In a recent clinical study, patients taking one Polypill a day saw reductions in blood pressure, cholesterol, and harmful blood clotting after just twelve weeks.
"The key here is that we're using low doses of proven, safe medications," says Dr. James Stein, also of the Wisconsin School of Medicine.
Preliminary estimates suggest the Polypill could reduce heart disease risk by up to 62 percent and strokes by 48 percent.
It also offers the promise of convenience to patients such as Joanne Steo, who now takes five separate medications. "I would be ecstatic," Steo said, "I really would. It would be great not to have to say, 'Did I remember to take this?

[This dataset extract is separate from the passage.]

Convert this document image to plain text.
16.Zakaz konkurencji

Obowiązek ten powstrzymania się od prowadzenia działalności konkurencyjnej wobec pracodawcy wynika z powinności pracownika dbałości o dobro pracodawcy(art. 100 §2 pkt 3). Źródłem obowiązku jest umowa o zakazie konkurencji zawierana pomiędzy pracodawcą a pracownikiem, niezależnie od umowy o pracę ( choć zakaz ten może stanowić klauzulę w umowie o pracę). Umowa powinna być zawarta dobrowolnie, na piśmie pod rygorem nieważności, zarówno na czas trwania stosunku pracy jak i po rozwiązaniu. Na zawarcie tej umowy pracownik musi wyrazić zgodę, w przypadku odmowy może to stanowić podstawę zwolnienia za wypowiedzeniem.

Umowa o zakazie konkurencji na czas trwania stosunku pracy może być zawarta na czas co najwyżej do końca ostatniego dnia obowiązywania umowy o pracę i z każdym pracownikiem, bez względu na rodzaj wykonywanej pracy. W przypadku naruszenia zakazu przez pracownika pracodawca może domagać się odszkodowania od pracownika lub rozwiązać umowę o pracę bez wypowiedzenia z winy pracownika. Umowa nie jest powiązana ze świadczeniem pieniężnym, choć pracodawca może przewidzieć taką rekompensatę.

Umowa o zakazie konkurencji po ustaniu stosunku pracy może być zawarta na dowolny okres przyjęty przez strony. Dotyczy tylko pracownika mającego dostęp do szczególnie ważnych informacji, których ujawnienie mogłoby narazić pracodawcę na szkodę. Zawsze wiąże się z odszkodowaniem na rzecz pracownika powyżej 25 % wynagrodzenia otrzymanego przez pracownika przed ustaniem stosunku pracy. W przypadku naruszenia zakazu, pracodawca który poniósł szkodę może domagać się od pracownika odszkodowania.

Did I remember to take that?'"
And because the five drugs used in the single pill are all generics, the cost could be less than $1 a day.
Some health experts worry that by making heart disease prevention easier, it could have the unintended effect of discouraging people from taking the necessary steps to maintain a healthy life style.
"We need to do appropriate diet and exercise in order to keep the blood vessels healthy and not put too much burden on the heart from excess weight," said Christopher Cannon of Brigham & Women's Hospital.